A comienzos de la semana, el presidente Correa condecoró a Luis Gallegos, quien desempeñó con eficacia las funciones de Embajador en Washington hasta el momento en que, reciprocando la injustificable decisión ecuatoriana, fuera declarado persona non grata por los Estados Unidos.
Bien ha hecho Correa al reconocer públicamente los méritos de tan brillante profesional de la diplomacia, pero mejor ha hecho el embajador Gallegos al testimoniar, paladinamente, que los éxitos de su carrera son, en gran medida, fruto del sistema en el que se formó y en el que adquirió conocimientos y sabiduría durante cerca de 40 años. Para servir bien a la patria hay que prepararse, estudiar, acumular experiencia, dar ejemplos constructivos, estimular a los colaboradores y contribuir a su formación y mejoramiento, es decir trabajar en equipo. He allí el secreto del embajador Gallegos, lo que equivale a decir: he allí las ventajas de la diplomacia profesional.

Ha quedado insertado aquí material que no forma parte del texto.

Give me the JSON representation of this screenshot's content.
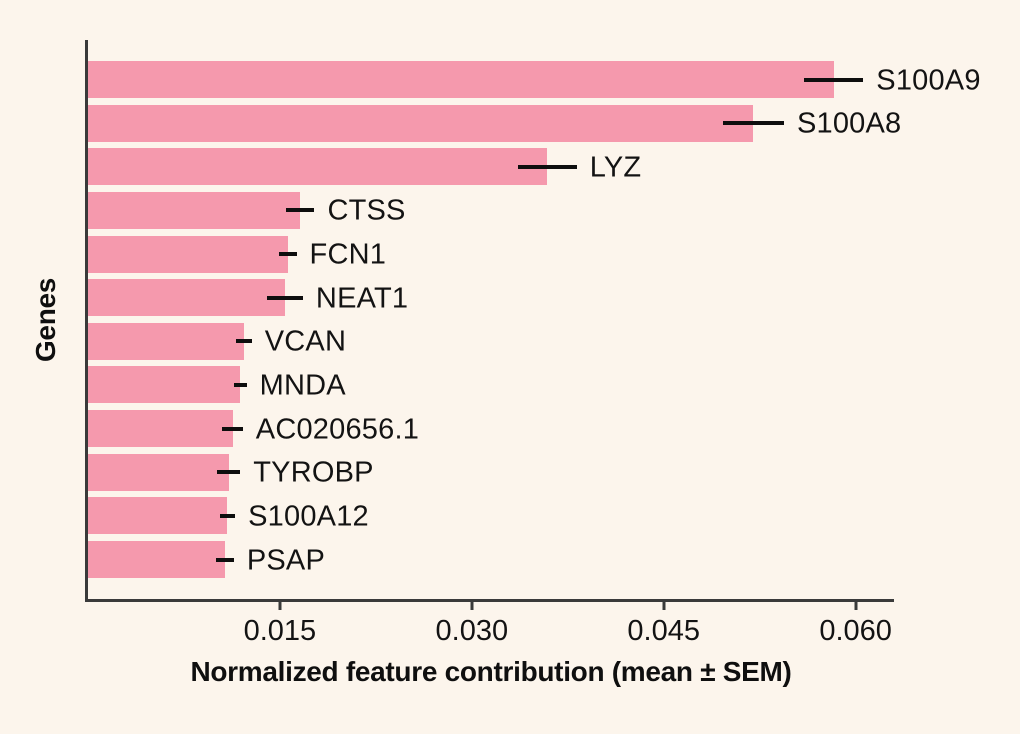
{
  "chart_data": {
    "type": "bar",
    "orientation": "horizontal",
    "xlabel": "Normalized feature contribution (mean ± SEM)",
    "ylabel": "Genes",
    "categories": [
      "S100A9",
      "S100A8",
      "LYZ",
      "CTSS",
      "FCN1",
      "NEAT1",
      "VCAN",
      "MNDA",
      "AC020656.1",
      "TYROBP",
      "S100A12",
      "PSAP"
    ],
    "values": [
      0.0583,
      0.052,
      0.0359,
      0.0166,
      0.0156,
      0.0154,
      0.0122,
      0.0119,
      0.0113,
      0.011,
      0.0109,
      0.0107
    ],
    "sem": [
      0.0023,
      0.0024,
      0.0023,
      0.0011,
      0.0007,
      0.0014,
      0.0006,
      0.0005,
      0.0008,
      0.0009,
      0.0006,
      0.0007
    ],
    "xlim": [
      0,
      0.063
    ],
    "xticks": [
      0.015,
      0.03,
      0.045,
      0.06
    ],
    "xtick_labels": [
      "0.015",
      "0.030",
      "0.045",
      "0.060"
    ],
    "grid": false,
    "legend_position": "none",
    "colors": {
      "bar": "#F599AD",
      "errorbar": "#0E0E0E",
      "background": "#FCF5EC",
      "spine": "#3A3A3A",
      "text": "#131313"
    }
  }
}
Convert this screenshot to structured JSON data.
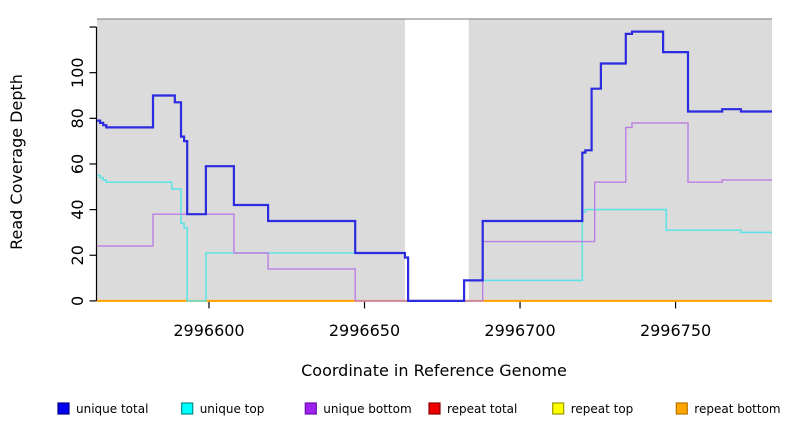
{
  "chart_data": {
    "type": "line",
    "subtype": "step-coverage",
    "title": "",
    "xlabel": "Coordinate in Reference Genome",
    "ylabel": "Read Coverage Depth",
    "xlim": [
      2996564,
      2996781
    ],
    "ylim": [
      0,
      123.3
    ],
    "x_ticks": [
      2996600,
      2996650,
      2996700,
      2996750
    ],
    "y_ticks": [
      0,
      20,
      40,
      60,
      80,
      100
    ],
    "y_unlabeled_tick": 120,
    "grid": false,
    "legend_position": "bottom",
    "panel_bg_color": "#DBDBDB",
    "panel_border_color": "#909090",
    "gap_region": {
      "start": 2996663,
      "end": 2996683.5,
      "color": "#FFFFFF"
    },
    "series": [
      {
        "name": "unique total",
        "line_color": "#2B2BDF",
        "legend_fill": "#0000EE",
        "legend_border": "#00008B",
        "line_width": 2.2,
        "draw_order": 6,
        "points": [
          [
            2996564,
            79
          ],
          [
            2996565,
            78
          ],
          [
            2996566,
            77
          ],
          [
            2996567,
            76
          ],
          [
            2996582,
            90
          ],
          [
            2996589,
            87
          ],
          [
            2996591,
            72
          ],
          [
            2996592,
            70
          ],
          [
            2996593,
            38
          ],
          [
            2996599,
            59
          ],
          [
            2996608,
            42
          ],
          [
            2996619,
            35
          ],
          [
            2996647,
            21
          ],
          [
            2996663,
            19
          ],
          [
            2996664,
            0
          ],
          [
            2996682,
            9
          ],
          [
            2996688,
            35
          ],
          [
            2996720,
            65
          ],
          [
            2996721,
            66
          ],
          [
            2996723,
            93
          ],
          [
            2996726,
            104
          ],
          [
            2996734,
            117
          ],
          [
            2996736,
            118
          ],
          [
            2996746,
            109
          ],
          [
            2996754,
            83
          ],
          [
            2996765,
            84
          ],
          [
            2996771,
            83
          ],
          [
            2996781,
            83
          ]
        ]
      },
      {
        "name": "unique top",
        "line_color": "#62E3E3",
        "legend_fill": "#00FFFF",
        "legend_border": "#008B8B",
        "line_width": 1.6,
        "draw_order": 4,
        "points": [
          [
            2996564,
            55
          ],
          [
            2996565,
            54
          ],
          [
            2996566,
            53
          ],
          [
            2996567,
            52
          ],
          [
            2996588,
            49
          ],
          [
            2996591,
            34
          ],
          [
            2996592,
            32
          ],
          [
            2996593,
            0
          ],
          [
            2996599,
            21
          ],
          [
            2996663,
            19
          ],
          [
            2996664,
            0
          ],
          [
            2996682,
            9
          ],
          [
            2996720,
            39
          ],
          [
            2996721,
            40
          ],
          [
            2996747,
            31
          ],
          [
            2996771,
            30
          ],
          [
            2996781,
            30
          ]
        ]
      },
      {
        "name": "unique bottom",
        "line_color": "#BD7EE3",
        "legend_fill": "#A020F0",
        "legend_border": "#6A0DAD",
        "line_width": 1.4,
        "draw_order": 5,
        "points": [
          [
            2996564,
            24
          ],
          [
            2996582,
            38
          ],
          [
            2996608,
            21
          ],
          [
            2996619,
            14
          ],
          [
            2996647,
            0
          ],
          [
            2996688,
            26
          ],
          [
            2996724,
            52
          ],
          [
            2996734,
            76
          ],
          [
            2996736,
            78
          ],
          [
            2996754,
            52
          ],
          [
            2996765,
            53
          ],
          [
            2996781,
            53
          ]
        ]
      },
      {
        "name": "repeat total",
        "line_color": "#DD0000",
        "legend_fill": "#EE0000",
        "legend_border": "#8B0000",
        "line_width": 1.4,
        "draw_order": 1,
        "points": [
          [
            2996564,
            0
          ],
          [
            2996781,
            0
          ]
        ]
      },
      {
        "name": "repeat top",
        "line_color": "#FFFF00",
        "legend_fill": "#FFFF00",
        "legend_border": "#9B9B00",
        "line_width": 1.4,
        "draw_order": 2,
        "points": [
          [
            2996564,
            0
          ],
          [
            2996781,
            0
          ]
        ]
      },
      {
        "name": "repeat bottom",
        "line_color": "#FFA500",
        "legend_fill": "#FFA500",
        "legend_border": "#B87400",
        "line_width": 2,
        "draw_order": 3,
        "points": [
          [
            2996564,
            0
          ],
          [
            2996781,
            0
          ]
        ]
      }
    ]
  }
}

Desde sus orígenes hasta el siglo XIX, la diplomacia fue una actividad reservada a quienes detentaban el poder. El Ecuador no fue una excepción. Pero desde cuando se aprobó la Ley Orgánica del Servicio Exterior y se fundó la Academia Diplomática, se democratizó el ingreso a la Cancillería y se fortaleció paulatina y constantemente la institución republicana llamada “diplomacia de carrera”. En el campo de las relaciones internacionales, como en todos los demás, son las instituciones fuertes las que ofrecen la mejor garantía de acierto en la promoción y defensa de los derechos nacionales. Una institución se fortalece cuando es consecuente con sus principios y objetivos y -no en escasa medida- cuando las autoridades la respetan y estimulan. Si el poder se niega a reconocer los límites éticos y legales que vuelven democrático su ejercicio, si gusta premiar con cargos a obsecuentes servidores, atenta contra la institución diplomática y, en definitiva, contra los intereses de la nación. Así, se hacen nombramientos políticos que -ante irrefutables pruebas de incompetencia- tienen que ser cancelados al poco tiempo. Se gana un áulico que grita en público en favor del líder poderoso, pero la imagen de la patria sufre y se desprestigia.
No son escasos los diplomáticos de carrera que, como Luis Gallegos, honran al servicio exterior y sirven bien a la nación. Pero cuánto desaliento observo en ellos cuando se los descalifica con menosprecio -lo que oculta inconfesables complejos- y se los archiva en algún rincón de la Cancillería sin atribuírseles función congrua alguna, mientras improvisados partidarios ideológicos dirigen la política externa de la nación.
Al condecorar a Gallegos, Correa ha rendido homenaje -indudablemente sin quererlo- a toda la diplomacia profesional ecuatoriana.